Monsul further expects some of those products will be sold over the counter by the end of 2013, which would give the firm its first batch of sales. The clinical trials, at least at first, will be for over-the-counter products so Quorum can prove to consumers that the medicines work. But Monsul says he would consider seeking FDA approval for prescription drugs at some point, a more laborious process, if the initial products are successful.

While Quorum prepares for its clinic trials, Monsul has spent a considerable amount of time and money on preventive medicine in regard to patent protection. Quorum has one patent, and plans to submit paperwork for another one in the next few months. It also hired Frederick Boehm, an attorney who formerly ran the intellectual property-legal department at IBM, one of the more prolific patent producers in the world.

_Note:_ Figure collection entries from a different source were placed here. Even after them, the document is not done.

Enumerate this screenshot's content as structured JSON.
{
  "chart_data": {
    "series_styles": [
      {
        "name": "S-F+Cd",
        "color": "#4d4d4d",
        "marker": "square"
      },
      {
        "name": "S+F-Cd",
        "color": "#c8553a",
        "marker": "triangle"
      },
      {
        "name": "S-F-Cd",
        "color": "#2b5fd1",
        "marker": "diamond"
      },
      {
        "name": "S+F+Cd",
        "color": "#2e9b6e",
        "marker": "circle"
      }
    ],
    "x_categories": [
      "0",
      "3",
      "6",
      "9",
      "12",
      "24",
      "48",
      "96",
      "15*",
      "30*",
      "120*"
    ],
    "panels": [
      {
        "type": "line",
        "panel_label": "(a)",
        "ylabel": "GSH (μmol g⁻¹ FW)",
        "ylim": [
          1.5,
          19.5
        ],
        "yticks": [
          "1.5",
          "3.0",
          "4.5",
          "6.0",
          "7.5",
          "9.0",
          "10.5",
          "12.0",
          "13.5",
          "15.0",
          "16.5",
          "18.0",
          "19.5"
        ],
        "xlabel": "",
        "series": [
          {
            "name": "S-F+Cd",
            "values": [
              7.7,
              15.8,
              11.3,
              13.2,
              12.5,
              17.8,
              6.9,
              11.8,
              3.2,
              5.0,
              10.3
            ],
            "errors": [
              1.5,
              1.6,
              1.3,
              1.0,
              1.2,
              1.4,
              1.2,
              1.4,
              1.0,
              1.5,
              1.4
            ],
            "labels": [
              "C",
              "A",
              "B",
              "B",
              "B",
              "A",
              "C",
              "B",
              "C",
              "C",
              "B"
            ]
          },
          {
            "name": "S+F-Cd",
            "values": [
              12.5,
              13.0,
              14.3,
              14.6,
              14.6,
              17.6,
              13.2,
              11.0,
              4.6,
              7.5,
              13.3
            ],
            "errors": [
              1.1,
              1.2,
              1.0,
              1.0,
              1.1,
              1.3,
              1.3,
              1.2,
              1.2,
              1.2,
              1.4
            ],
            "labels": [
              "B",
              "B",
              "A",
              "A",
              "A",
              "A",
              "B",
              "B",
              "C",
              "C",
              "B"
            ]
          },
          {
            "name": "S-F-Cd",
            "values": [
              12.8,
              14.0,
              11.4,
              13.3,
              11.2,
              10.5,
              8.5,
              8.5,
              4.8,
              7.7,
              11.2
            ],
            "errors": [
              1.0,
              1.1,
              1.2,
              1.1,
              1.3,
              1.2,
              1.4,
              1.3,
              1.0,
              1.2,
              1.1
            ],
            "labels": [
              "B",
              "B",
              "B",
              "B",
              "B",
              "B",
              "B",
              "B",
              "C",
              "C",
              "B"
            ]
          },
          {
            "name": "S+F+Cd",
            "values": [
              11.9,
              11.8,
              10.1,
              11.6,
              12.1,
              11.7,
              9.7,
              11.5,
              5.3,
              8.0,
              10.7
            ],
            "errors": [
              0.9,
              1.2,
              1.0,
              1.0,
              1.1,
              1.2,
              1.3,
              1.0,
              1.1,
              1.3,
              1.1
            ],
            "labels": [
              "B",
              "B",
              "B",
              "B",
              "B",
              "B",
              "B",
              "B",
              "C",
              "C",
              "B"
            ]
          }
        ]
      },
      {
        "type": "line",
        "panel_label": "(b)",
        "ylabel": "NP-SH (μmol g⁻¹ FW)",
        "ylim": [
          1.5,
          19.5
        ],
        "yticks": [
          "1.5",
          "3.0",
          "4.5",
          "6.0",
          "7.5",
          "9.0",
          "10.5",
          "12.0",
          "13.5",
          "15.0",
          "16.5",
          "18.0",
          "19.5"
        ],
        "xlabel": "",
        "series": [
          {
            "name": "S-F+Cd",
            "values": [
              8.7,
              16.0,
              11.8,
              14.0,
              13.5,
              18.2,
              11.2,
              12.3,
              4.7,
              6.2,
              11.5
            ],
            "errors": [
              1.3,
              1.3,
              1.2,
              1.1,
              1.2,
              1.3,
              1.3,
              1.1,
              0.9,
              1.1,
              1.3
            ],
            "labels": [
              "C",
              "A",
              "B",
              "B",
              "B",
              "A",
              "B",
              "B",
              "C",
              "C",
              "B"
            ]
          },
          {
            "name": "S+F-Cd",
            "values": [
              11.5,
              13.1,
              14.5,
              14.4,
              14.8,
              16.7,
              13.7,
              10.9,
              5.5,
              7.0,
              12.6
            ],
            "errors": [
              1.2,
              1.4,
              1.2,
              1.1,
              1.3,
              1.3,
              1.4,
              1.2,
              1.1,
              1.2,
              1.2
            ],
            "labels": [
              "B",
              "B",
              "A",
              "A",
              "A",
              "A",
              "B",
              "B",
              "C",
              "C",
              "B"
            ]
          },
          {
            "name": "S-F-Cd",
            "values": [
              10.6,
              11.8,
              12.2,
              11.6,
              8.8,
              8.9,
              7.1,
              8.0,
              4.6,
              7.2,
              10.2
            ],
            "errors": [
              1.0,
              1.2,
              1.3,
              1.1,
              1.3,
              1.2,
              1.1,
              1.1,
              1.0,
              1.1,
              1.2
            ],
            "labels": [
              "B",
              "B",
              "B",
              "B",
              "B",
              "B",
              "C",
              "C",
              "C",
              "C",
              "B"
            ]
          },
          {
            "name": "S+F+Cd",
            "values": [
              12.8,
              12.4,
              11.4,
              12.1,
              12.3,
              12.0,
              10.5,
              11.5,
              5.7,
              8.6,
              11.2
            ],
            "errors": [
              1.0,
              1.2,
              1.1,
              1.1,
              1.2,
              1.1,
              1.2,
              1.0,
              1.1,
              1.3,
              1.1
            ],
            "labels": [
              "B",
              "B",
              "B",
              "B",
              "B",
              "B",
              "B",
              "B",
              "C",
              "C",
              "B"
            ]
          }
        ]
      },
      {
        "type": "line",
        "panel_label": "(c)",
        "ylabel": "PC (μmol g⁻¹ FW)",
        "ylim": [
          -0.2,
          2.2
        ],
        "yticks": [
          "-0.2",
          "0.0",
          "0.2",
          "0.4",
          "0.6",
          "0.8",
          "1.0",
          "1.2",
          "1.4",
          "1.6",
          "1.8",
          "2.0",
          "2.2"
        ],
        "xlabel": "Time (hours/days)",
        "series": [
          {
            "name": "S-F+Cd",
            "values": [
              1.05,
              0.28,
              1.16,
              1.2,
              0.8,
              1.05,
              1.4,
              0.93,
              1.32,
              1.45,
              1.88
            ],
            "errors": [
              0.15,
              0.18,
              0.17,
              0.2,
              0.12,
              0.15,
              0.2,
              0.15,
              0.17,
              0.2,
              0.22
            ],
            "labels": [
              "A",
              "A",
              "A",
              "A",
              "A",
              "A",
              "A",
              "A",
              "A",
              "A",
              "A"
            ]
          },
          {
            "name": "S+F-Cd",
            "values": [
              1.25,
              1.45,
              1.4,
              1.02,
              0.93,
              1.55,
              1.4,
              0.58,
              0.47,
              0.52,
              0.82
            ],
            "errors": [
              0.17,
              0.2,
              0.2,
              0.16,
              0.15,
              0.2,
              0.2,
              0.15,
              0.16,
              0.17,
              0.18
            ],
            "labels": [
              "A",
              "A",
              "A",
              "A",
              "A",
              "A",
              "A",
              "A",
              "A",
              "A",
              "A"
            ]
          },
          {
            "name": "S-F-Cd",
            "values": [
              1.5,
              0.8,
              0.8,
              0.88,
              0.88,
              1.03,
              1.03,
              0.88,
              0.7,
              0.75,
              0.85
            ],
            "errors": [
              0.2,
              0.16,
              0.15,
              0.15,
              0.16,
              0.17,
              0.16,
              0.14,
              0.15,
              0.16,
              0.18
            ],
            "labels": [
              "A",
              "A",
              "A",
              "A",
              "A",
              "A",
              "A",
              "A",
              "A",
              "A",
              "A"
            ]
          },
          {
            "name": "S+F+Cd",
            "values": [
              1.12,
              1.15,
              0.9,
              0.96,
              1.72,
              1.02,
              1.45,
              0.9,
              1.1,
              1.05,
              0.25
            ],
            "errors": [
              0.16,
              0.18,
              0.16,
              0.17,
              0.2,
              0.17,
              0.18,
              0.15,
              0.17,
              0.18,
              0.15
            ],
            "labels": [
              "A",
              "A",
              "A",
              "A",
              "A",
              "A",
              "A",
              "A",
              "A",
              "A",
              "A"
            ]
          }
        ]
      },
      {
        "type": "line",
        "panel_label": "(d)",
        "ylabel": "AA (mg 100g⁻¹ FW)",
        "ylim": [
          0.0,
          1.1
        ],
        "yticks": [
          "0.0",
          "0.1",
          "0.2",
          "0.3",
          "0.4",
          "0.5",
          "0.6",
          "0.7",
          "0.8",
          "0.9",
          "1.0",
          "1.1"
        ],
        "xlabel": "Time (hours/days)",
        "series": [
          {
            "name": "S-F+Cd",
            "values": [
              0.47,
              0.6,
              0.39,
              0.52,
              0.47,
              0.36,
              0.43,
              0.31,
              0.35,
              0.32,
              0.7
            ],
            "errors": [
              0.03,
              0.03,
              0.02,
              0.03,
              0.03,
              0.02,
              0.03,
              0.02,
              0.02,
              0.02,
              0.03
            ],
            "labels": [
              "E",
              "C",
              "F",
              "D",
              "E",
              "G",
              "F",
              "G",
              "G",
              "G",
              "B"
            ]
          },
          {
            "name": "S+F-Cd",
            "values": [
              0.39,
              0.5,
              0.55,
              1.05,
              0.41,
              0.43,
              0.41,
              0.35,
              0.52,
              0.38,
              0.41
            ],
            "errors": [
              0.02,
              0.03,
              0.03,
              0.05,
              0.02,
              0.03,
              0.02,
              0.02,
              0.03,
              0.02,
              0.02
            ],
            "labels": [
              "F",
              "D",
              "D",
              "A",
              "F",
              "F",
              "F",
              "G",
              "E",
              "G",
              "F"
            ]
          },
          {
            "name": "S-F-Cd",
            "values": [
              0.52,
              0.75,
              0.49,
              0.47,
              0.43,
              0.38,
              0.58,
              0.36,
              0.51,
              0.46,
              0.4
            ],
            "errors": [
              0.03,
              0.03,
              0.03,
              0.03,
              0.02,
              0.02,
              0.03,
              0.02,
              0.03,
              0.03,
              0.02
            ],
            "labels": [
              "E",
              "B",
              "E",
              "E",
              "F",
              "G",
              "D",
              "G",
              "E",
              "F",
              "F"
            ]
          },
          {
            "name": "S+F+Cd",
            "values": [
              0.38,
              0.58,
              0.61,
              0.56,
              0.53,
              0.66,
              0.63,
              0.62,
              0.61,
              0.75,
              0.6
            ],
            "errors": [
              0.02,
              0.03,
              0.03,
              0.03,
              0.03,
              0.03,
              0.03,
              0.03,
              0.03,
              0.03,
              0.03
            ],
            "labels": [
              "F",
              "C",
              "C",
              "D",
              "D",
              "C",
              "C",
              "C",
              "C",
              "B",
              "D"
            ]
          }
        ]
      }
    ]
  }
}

Boehm, who had semi-retired in the region, is the vice president of patent and legal affairs at Quorum.

The initial idea for Quorum, meanwhile, stems from Berkes' experience with patients who regularly returned to her office with the same problems: sinusitis and eczema, a skin condition. Like many other doctors, she mostly treated the conditions with topical creams and other medications — which worked, until it didn't.
“It was uninspiring to us and our patients,” says Berkes. “We had to go for innovation if we wanted a different result.”